Behavioural forma mentis networks are cognitive networks of free associations, i.e. indicating how words remind of each other when being read. Whereas network structure indicates patterns of semantic memory in the human mind, nodes are attributed also a sentiment label, i.e. are they perceived as positive, negative or neutral by individuals? Both labels and connections are extrated from a behavioural task, e.g. asking for students to read a word, write down the first associates that came to their minds and rate them all in terms of sentiment. In this way, behavioural forma mentis networks represent the structure and the perceived emotions of knowledge in people’s minds.

Our research used these networks to investigate how high-school students and STEM researchers perceived STEM subjects, identifying a cognitive dissonance. In fact, students perceived mathematical jargon as negative and eliciting anxiety, yet they strongly appreciated the general idea of science.

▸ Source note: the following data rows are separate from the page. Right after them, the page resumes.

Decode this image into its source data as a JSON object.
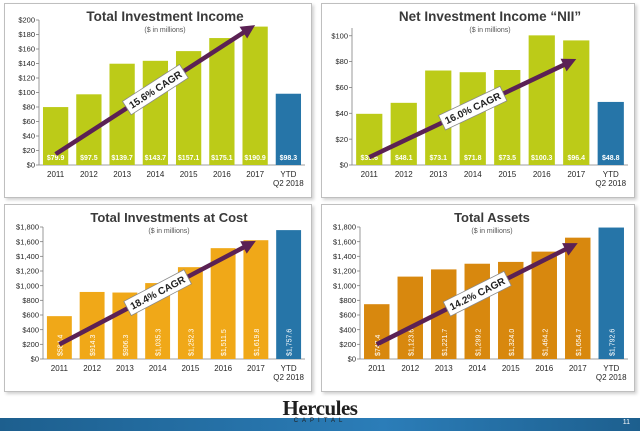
{
  "colors": {
    "gold": "#f0a818",
    "orange": "#d8880e",
    "lime": "#bccb18",
    "blue": "#2675a8",
    "arrow": "#5b2154",
    "title": "#3a3a3a"
  },
  "footer": {
    "logo_text": "Hercules",
    "logo_subtext": "CAPITAL",
    "page_number": "11"
  },
  "chart_data": [
    {
      "type": "bar",
      "title": "Total Investment Income",
      "subtitle": "($ in millions)",
      "categories": [
        "2011",
        "2012",
        "2013",
        "2014",
        "2015",
        "2016",
        "2017",
        "YTD Q2 2018"
      ],
      "values": [
        79.9,
        97.5,
        139.7,
        143.7,
        157.1,
        175.1,
        190.9,
        98.3
      ],
      "data_labels": [
        "$79.9",
        "$97.5",
        "$139.7",
        "$143.7",
        "$157.1",
        "$175.1",
        "$190.9",
        "$98.3"
      ],
      "yticks": [
        0,
        20,
        40,
        60,
        80,
        100,
        120,
        140,
        160,
        180,
        200
      ],
      "ytick_labels": [
        "$0",
        "$20",
        "$40",
        "$60",
        "$80",
        "$100",
        "$120",
        "$140",
        "$160",
        "$180",
        "$200"
      ],
      "ylim": [
        0,
        200
      ],
      "cagr_label": "15.6% CAGR",
      "bar_colors": [
        "lime",
        "lime",
        "lime",
        "lime",
        "lime",
        "lime",
        "lime",
        "blue"
      ],
      "label_rotated": false,
      "arrow": {
        "from": [
          0,
          15
        ],
        "to": [
          6,
          193
        ]
      }
    },
    {
      "type": "bar",
      "title": "Net Investment Income “NII”",
      "subtitle": "($ in millions)",
      "categories": [
        "2011",
        "2012",
        "2013",
        "2014",
        "2015",
        "2016",
        "2017",
        "YTD Q2 2018"
      ],
      "values": [
        39.6,
        48.1,
        73.1,
        71.8,
        73.5,
        100.3,
        96.4,
        48.8
      ],
      "data_labels": [
        "$39.6",
        "$48.1",
        "$73.1",
        "$71.8",
        "$73.5",
        "$100.3",
        "$96.4",
        "$48.8"
      ],
      "yticks": [
        0,
        20,
        40,
        60,
        80,
        100
      ],
      "ytick_labels": [
        "$0",
        "$20",
        "$40",
        "$60",
        "$80",
        "$100"
      ],
      "ylim": [
        0,
        106
      ],
      "cagr_label": "16.0% CAGR",
      "bar_colors": [
        "lime",
        "lime",
        "lime",
        "lime",
        "lime",
        "lime",
        "lime",
        "blue"
      ],
      "label_rotated": false,
      "arrow": {
        "from": [
          0,
          6
        ],
        "to": [
          6,
          82
        ]
      }
    },
    {
      "type": "bar",
      "title": "Total Investments at Cost",
      "subtitle": "($ in millions)",
      "categories": [
        "2011",
        "2012",
        "2013",
        "2014",
        "2015",
        "2016",
        "2017",
        "YTD Q2 2018"
      ],
      "values": [
        584.4,
        914.3,
        906.3,
        1035.3,
        1252.3,
        1511.5,
        1619.8,
        1757.6
      ],
      "data_labels": [
        "$584.4",
        "$914.3",
        "$906.3",
        "$1,035.3",
        "$1,252.3",
        "$1,511.5",
        "$1,619.8",
        "$1,757.6"
      ],
      "yticks": [
        0,
        200,
        400,
        600,
        800,
        1000,
        1200,
        1400,
        1600,
        1800
      ],
      "ytick_labels": [
        "$0",
        "$200",
        "$400",
        "$600",
        "$800",
        "$1,000",
        "$1,200",
        "$1,400",
        "$1,600",
        "$1,800"
      ],
      "ylim": [
        0,
        1800
      ],
      "cagr_label": "18.4% CAGR",
      "bar_colors": [
        "gold",
        "gold",
        "gold",
        "gold",
        "gold",
        "gold",
        "gold",
        "blue"
      ],
      "label_rotated": true,
      "arrow": {
        "from": [
          0,
          200
        ],
        "to": [
          6,
          1610
        ]
      }
    },
    {
      "type": "bar",
      "title": "Total Assets",
      "subtitle": "($ in millions)",
      "categories": [
        "2011",
        "2012",
        "2013",
        "2014",
        "2015",
        "2016",
        "2017",
        "YTD Q2 2018"
      ],
      "values": [
        747.4,
        1123.6,
        1221.7,
        1299.2,
        1324.0,
        1464.2,
        1654.7,
        1792.6
      ],
      "data_labels": [
        "$747.4",
        "$1,123.6",
        "$1,221.7",
        "$1,299.2",
        "$1,324.0",
        "$1,464.2",
        "$1,654.7",
        "$1,792.6"
      ],
      "yticks": [
        0,
        200,
        400,
        600,
        800,
        1000,
        1200,
        1400,
        1600,
        1800
      ],
      "ytick_labels": [
        "$0",
        "$200",
        "$400",
        "$600",
        "$800",
        "$1,000",
        "$1,200",
        "$1,400",
        "$1,600",
        "$1,800"
      ],
      "ylim": [
        0,
        1800
      ],
      "cagr_label": "14.2% CAGR",
      "bar_colors": [
        "orange",
        "orange",
        "orange",
        "orange",
        "orange",
        "orange",
        "orange",
        "blue"
      ],
      "label_rotated": true,
      "arrow": {
        "from": [
          0,
          200
        ],
        "to": [
          6,
          1580
        ]
      }
    }
  ]
}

Forma mentis networks were also used to detect mindset change in trainees and define computational thinking on a cognitive basis.

NB: “Forma mentis” is Latin for “mindset”. Here at CogNOSCO Lab we have a knack for language in general, including language from the past!

News and Lab Outputs:

November 2021: New pre-print co-led by our student Simmi Marina Joseph together with Salvatore Citraro, Virginia Morini and Giulio Rossetti of KDD Lab, CNR, Italy and University of Pisa:

https://arxiv.org/abs/2110.15269

October 2021: New pre-print led by our student Asra Fatima, in collaboration with Ying Li and Thomas T. Hills:

https://arxiv.org/abs/2110.13710

 

September 2021: New paper out on Scientific Reports, in collaboration with Andreia Sofia Teixeira, Szymon Talaga and Trevor J Swanson: 

https://www.nature.com/articles/s41598-021-98147-w

September 2021: Our lab members Asra Fatima, Simmi Marina Joseph and Martyna Wozniak had 3 abstracts accepted for presentation at CompCog21, satellite of CCS2021!

May 2021: Oral presentation accepted at Networks 2021, a joint Sunbelt and Netsci conference.

May 2021: Prof. Yoed N. Kenett (Technion, Israel) visited our lab by giving an invited lecture about cognitive network science.

 

March 2021: A new pre-print out: Cognitive network science investigating emotional perceptions of COVID-19 vaccines on social media. ArXiv version here.

December 2020: We are live, hello world!